SENTENCIA CONSTITUCIONAL 1489/2011-R
Tribunal Constitucional Plurinacional de Bolivia

SENTENCIA CONSTITUCIONAL 1489/2011-R

Fecha: 10-Oct-2011

III.2. Subsidiariedad excepcional de la acción de libertad

A diferencia de otras acciones tutelares, de modo general, la acción de libertad no se rige por el principio de subsidiariedad; sin embargo, dicha regla admite una excepción cuando el afectado previo a interponer este medio de defensa, tiene a su alcance otras vías ordinarias o medios idóneos, que poden ser más oportunos y eficientes, para el restablecimiento de los derechos supuestamente restringidos; suprimidos o amenazados, por lo tanto, sólo ante su agotamiento y persistencia se podrá activar esta jurisdicción invocando la tutela que brinda.

En ese sentido, el Tribunal Constitucional señaló la línea jurisprudencial que reconoce la subsidiariedad con carácter excepcional en las acciones de libertad, cuando existen otros medios de defensa eficaces y oportunos para resguardar los derechos a la libertad y/o a la vida, supuestamente violados.
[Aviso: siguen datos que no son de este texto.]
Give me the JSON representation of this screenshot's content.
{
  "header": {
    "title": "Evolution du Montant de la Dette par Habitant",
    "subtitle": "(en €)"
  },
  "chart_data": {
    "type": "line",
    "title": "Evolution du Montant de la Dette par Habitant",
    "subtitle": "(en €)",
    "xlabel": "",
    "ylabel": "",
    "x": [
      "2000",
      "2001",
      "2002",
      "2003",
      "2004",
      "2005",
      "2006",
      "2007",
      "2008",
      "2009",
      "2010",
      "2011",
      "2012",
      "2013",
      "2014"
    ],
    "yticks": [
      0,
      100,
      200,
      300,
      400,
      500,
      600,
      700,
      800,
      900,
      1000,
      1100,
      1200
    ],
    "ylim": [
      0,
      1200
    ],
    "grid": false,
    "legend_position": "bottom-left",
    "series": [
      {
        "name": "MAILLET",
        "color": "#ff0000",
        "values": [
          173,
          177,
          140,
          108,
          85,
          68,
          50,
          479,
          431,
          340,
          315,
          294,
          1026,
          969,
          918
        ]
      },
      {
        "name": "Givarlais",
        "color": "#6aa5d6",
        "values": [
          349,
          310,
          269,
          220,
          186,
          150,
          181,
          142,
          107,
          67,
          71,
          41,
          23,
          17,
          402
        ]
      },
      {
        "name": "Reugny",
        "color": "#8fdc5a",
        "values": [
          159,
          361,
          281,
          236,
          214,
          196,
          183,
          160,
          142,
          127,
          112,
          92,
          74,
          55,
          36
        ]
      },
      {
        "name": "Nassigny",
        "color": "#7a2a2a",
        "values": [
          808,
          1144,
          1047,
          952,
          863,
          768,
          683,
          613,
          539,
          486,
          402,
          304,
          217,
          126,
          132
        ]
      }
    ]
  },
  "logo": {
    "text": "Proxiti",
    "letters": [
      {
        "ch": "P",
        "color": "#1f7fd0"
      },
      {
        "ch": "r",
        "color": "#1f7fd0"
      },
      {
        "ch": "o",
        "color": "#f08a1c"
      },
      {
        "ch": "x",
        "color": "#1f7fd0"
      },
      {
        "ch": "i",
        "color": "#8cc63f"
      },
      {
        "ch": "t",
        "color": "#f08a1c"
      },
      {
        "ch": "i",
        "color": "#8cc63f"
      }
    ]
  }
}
Así, la SC 0008/2010-R de 6 de abril, estableció que la: “…acción de libertad, es el medio idóneo y eficaz para conocer y restituir cualquier tipo de lesión o vulneración que pueda atentar al derecho a la vida, la libertad o constituir una persecución o procesamiento indebido que atente o ponga en peligro el derecho a la libertad, cuando de acuerdo a las circunstancias concretas, a pesar de existir mecanismos de protección específicos y establecidos por la ley procesal vigente, éstos resulten ser evidentemente inoportunos o inconducentes, de manera tal que esta acción de defensa, por la urgencia de la situación, se configura como el medio más eficaz para restituir los derechos afectados; empero, en caso de existir mecanismos procesales específicos de defensa que sean idóneos, eficientes y oportunos para restituir el derecho a la libertad y a la persecución o procesamiento indebido, deben ser utilizados previamente por el o los afectados; en estos casos por tanto, la acción de libertad operará solamente en caso de no haberse restituido los derechos afectados a pesar de haberse agotado estas vías específicas”.

Ratificando esa línea, la SC 0199/2010-R de 24 de mayo, concluyó: “No obstante, la naturaleza de esta acción tutelar, al constituirse en un mecanismo de protección contra las lesiones al derecho a la libertad, y medio eficaz e inmediato reparador de ese derecho; empero, la existencia de esta garantía constitucional, no implica que todas las lesiones al derecho a la libertad tengan que ser necesariamente reparadas de manera exclusiva y excluyente a través del hábeas corpus, actualmente acción de libertad; pues no se trata de una garantía que tenga la vocación de reparar, en exclusiva, todas las formas de lesión a la libertad que pudieran invocarse, sino la de dotar a la persona de un medio de defensa sencillo, eficaz y oportuno, para restablecer la lesión sufrida”.

En ese entendido, todo denunciado que considere que en el curso de un proceso sufrió la lesión de un derecho fundamental, entre ellos, el derecho a la libertad en cualquiera de las formas, debe impugnar tal conducta previamente ante la justicia ordinaria, agotando todos los medios eficaces e instancias legales, dado que como se señaló, la acción de libertad sólo se activa en los casos en que la supuesta lesión no sea reparada por los órganos competentes de esa jurisdicción.